# Speedy's impact?



## HoopsAve (Jun 23, 2002)

What can we expect from Speedy Claxton this coming year? What type of PT will he get? Stats?

Im a Philly fan, sorta and I love his game. He has a certain tenacity about him that very few players have. He can slash at will and is a very deft defender if only his size gets in his way at times.


----------



## Brick (Jul 15, 2002)

he'll make an ample backup to parker. porter is still servicable but getting old and daniels is more of a 2 than a point. look for daniels to play some 2 behind smith and ginobilli while speedy takes over the back up point role as the season progresses.


----------



## Spurs4Life (Jul 9, 2002)

If Porter leaves, then I really think Speedy make make a good impact coming off the bench. The trio of Speedy, Tony, and Antonio is (IMO) a good, solid rotation with our PG position. 
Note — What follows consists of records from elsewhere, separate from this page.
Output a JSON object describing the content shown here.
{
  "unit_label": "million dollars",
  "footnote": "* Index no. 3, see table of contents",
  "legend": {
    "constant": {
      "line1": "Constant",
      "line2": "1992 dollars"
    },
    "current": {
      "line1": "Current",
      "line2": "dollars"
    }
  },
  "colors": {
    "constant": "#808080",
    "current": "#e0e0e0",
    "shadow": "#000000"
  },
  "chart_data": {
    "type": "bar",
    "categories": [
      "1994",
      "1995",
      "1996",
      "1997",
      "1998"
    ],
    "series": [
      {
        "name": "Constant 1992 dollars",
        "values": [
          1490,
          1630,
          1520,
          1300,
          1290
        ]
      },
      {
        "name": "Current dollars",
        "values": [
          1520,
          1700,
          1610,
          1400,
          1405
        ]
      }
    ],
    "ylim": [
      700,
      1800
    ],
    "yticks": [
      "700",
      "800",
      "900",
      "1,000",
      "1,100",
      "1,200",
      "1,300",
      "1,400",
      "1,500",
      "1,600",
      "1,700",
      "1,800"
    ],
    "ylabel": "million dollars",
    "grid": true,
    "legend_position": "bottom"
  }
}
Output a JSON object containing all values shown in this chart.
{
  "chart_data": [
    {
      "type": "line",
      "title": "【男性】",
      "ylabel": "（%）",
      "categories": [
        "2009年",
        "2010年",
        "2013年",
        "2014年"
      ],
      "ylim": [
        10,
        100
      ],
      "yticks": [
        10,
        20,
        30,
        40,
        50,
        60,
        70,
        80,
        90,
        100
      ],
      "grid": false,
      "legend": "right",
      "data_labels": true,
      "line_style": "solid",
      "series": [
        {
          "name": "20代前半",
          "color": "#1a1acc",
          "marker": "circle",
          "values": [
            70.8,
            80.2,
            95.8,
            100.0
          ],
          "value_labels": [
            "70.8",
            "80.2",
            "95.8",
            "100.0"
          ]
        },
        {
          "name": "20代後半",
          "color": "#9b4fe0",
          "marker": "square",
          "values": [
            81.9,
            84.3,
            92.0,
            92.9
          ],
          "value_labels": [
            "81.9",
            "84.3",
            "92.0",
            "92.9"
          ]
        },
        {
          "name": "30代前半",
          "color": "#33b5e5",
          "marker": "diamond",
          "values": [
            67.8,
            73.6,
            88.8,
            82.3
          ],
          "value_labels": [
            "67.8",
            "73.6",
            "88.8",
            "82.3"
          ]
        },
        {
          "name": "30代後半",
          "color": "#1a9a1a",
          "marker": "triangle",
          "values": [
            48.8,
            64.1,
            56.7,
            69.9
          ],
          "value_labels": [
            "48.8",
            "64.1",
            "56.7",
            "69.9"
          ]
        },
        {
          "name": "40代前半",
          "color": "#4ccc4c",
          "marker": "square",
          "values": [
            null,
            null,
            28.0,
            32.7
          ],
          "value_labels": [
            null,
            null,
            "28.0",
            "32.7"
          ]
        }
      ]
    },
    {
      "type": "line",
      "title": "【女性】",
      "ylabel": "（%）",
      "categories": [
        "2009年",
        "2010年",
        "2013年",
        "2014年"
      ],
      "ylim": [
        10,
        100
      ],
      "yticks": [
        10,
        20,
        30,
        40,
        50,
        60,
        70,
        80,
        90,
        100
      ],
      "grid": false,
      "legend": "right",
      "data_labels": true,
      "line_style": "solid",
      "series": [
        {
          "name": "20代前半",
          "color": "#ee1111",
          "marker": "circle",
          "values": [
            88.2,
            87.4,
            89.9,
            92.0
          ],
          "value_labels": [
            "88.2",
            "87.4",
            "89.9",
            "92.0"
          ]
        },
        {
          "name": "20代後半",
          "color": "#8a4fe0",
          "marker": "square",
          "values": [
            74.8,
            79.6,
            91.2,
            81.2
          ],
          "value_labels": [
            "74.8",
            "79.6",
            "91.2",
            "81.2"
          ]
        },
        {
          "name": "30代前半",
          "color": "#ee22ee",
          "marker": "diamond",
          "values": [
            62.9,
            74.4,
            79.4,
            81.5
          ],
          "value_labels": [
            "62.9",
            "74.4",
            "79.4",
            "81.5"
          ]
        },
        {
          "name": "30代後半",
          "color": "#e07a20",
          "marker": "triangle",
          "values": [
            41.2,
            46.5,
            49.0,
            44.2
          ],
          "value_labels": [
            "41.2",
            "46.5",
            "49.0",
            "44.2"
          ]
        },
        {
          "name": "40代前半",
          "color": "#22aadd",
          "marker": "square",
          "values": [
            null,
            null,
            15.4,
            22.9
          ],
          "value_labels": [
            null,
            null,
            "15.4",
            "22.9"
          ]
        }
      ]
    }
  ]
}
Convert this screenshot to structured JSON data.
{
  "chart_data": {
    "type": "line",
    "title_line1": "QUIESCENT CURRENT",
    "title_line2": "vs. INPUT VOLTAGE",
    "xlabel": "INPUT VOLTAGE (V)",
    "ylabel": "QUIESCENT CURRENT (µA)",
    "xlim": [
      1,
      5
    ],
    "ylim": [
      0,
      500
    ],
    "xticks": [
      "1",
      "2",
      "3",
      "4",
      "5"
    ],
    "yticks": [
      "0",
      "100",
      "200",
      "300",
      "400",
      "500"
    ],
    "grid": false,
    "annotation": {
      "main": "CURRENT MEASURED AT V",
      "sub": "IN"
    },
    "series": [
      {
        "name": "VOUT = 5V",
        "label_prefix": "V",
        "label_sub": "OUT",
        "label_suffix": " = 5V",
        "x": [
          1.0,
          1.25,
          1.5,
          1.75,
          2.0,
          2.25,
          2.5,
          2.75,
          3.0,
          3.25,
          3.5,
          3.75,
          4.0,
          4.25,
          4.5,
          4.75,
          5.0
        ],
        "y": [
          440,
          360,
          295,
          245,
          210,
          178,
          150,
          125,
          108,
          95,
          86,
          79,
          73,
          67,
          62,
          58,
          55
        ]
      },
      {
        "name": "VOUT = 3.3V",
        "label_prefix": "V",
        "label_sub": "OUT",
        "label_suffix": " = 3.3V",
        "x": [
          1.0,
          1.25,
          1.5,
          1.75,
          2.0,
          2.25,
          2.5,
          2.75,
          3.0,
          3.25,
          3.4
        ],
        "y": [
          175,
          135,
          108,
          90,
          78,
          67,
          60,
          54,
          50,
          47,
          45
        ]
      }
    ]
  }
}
I predict that Speedy will have a good year with us. Only time will tell!


----------



## spartanfan2003 (Jul 12, 2002)

Speedy will not even start!


----------



## Spurs4Life (Jul 9, 2002)

> Originally posted by *Spartanfan2003 *
> Speedy will not even start!


So?


----------



## hOnDo (Jun 26, 2002)

Speedy is gonna help the Spurs out this year. He has alot of energy and I think he is a good leader.


----------



## allenive21 (Jul 28, 2002)

I don't think that Speedy is a good leader. We know he is quick and fast and shows signs of brillance. He is still young and will continue to improve over the year.


----------